People light bonfires on hills, stay up late and generally have a good time. I suppose if you and I lived in Norway, Sweden or Denmark, we'd celebrate the height of summer, too. Sunlight, after all, is a rare commodity in that part of the world for a good part of the year, just as it is in Alaska.
There's either too much--I can remember waking at 1 a.m. in Stockholm and thinking I had slept until noon--or too little, four months of almost constant darkness. Suicide and alcoholism are twin problems in Norway and Alaska both, maybe for that reason. People get depressed in darkness.
We are used to sunlight, and here in California we are positively spoiled by it. El Niño years are something we find hard to handle and this year, which is supposed to be a La Niña year, we also are having trouble accepting a year without spring.
California is sunlight, right? We don't celebrate Midsummer Eve because we tend to take the sun, the fair skies (even when obscured by smog), the brown hills, the dry stream beds and the regular warmth of a pleasant day for granted.
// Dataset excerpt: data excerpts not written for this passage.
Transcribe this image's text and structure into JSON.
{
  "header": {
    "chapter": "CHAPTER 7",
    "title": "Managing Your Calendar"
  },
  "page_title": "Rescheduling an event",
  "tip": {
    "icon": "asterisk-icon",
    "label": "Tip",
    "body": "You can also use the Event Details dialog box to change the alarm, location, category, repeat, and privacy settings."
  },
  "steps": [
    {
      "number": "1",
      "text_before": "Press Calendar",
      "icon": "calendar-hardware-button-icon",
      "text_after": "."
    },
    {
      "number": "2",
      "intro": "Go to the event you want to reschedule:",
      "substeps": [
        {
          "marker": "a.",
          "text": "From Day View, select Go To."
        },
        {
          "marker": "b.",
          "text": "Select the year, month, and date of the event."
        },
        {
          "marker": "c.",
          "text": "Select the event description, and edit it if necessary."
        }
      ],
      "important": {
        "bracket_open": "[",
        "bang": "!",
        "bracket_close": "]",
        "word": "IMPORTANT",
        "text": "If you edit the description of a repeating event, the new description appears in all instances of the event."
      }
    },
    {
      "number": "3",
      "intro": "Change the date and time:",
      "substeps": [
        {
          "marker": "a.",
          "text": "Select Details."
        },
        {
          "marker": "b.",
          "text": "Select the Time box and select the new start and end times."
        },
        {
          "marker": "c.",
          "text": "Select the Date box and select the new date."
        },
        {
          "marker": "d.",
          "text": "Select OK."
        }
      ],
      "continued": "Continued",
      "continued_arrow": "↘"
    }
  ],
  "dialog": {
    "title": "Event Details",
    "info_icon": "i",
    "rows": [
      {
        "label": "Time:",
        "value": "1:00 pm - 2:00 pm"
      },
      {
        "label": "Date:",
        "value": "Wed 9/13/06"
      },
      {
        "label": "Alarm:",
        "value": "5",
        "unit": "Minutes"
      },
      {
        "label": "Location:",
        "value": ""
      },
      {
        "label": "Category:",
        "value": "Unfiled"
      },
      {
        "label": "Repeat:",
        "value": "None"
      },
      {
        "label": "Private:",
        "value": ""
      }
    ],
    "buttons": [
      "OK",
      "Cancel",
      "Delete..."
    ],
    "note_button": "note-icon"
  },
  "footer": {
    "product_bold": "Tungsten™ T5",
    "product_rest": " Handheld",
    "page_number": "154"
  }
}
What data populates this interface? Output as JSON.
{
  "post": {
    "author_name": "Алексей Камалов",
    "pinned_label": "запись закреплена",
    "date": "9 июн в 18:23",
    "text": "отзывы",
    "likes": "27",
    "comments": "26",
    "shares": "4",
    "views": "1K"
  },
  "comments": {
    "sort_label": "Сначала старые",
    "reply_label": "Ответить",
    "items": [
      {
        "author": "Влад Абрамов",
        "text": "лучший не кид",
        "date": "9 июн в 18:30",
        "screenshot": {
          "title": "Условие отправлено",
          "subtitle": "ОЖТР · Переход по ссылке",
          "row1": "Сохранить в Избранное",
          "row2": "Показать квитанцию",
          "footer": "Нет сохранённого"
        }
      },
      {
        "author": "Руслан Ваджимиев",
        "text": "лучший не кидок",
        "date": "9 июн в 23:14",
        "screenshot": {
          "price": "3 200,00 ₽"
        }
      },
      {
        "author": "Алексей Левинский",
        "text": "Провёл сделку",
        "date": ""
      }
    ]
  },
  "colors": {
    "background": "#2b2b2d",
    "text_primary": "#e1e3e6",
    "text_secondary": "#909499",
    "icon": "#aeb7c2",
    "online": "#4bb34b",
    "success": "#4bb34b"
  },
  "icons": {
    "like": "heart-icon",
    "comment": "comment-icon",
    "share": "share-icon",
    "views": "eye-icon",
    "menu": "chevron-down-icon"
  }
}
I've always thought this was the true gold discovered by the Forty-Niners. A lot of them came from the East Coast, and most of them surely came from places where summers were wet and stormy. And winters long, dark and cold.
Even if they never found the gold which was reputed to be lying around on the ground, they did discover the gold in the skies. Generations of immigrants since then have found the same thing, California's true gold.
Hollywood and the movies located where they did because there was almost always natural light with which to make films.
An even more abundant wonder soon began growing in the state's fields and orchards. Oranges, lemons, prunes, peaches, pears, plums, almonds and walnuts, not to mention row crops like lettuce or the vineyards which now spread over the hillsides, make up this hoard.
They're the real nuggets discovered by those who came around the Horn, over the Isthmus of Panama or across the plains, deserts and mountains. Or even those who arrived in a jetliner or an automobile.
Now all of us, immigrants and natives, take the endless summer of California for granted.
We believe every day is Midsummer Eve. When it isn't, we pout and complain. Oldtimers, who remember California between the wars as a rural paradise, groan even more loudly than the rest, for they saw the land when it was cheap, when almost anything would grow if you stuck it in the ground, when there was plenty of water to go around and the only problem was to find enough people to harvest the bountiful crops.
Even during the Depression, California was a rural paradise. The problem then was not that there weren't places to use the sun's bounty, but that there were few who could afford to buy what was raised.
Now, of course, it is different. In the valley once called Heart's Delight, where anything would and did find fertile soil, we now raise silicon chips. The fertile black soil is covered with houses that cost too much, and even the brown hills of summer are being surmounted by buildings.
And on the other side of the mountains, in the great Central Valley, where a vast amount of the nation's food is grown, California is facing the increasing encroachment of urban life. Like iron filings attracted to magnets, houses are creeping out along the north-south freeways and substituting people for crops.
We're in danger of losing the gold. We seem to want not to treasure it, but to burn it.
Let's hope that doesn't happen. Let's hope that in finding and enjoying the Golden State we don't turn it into dross.
Because if that happens, we may, in some not-too-distant future, have to burn bonfires on hilltops in an attempt to remember the sunlight of what seemed to be an eternal summer, but was really only a little interval of light in a time of darkness.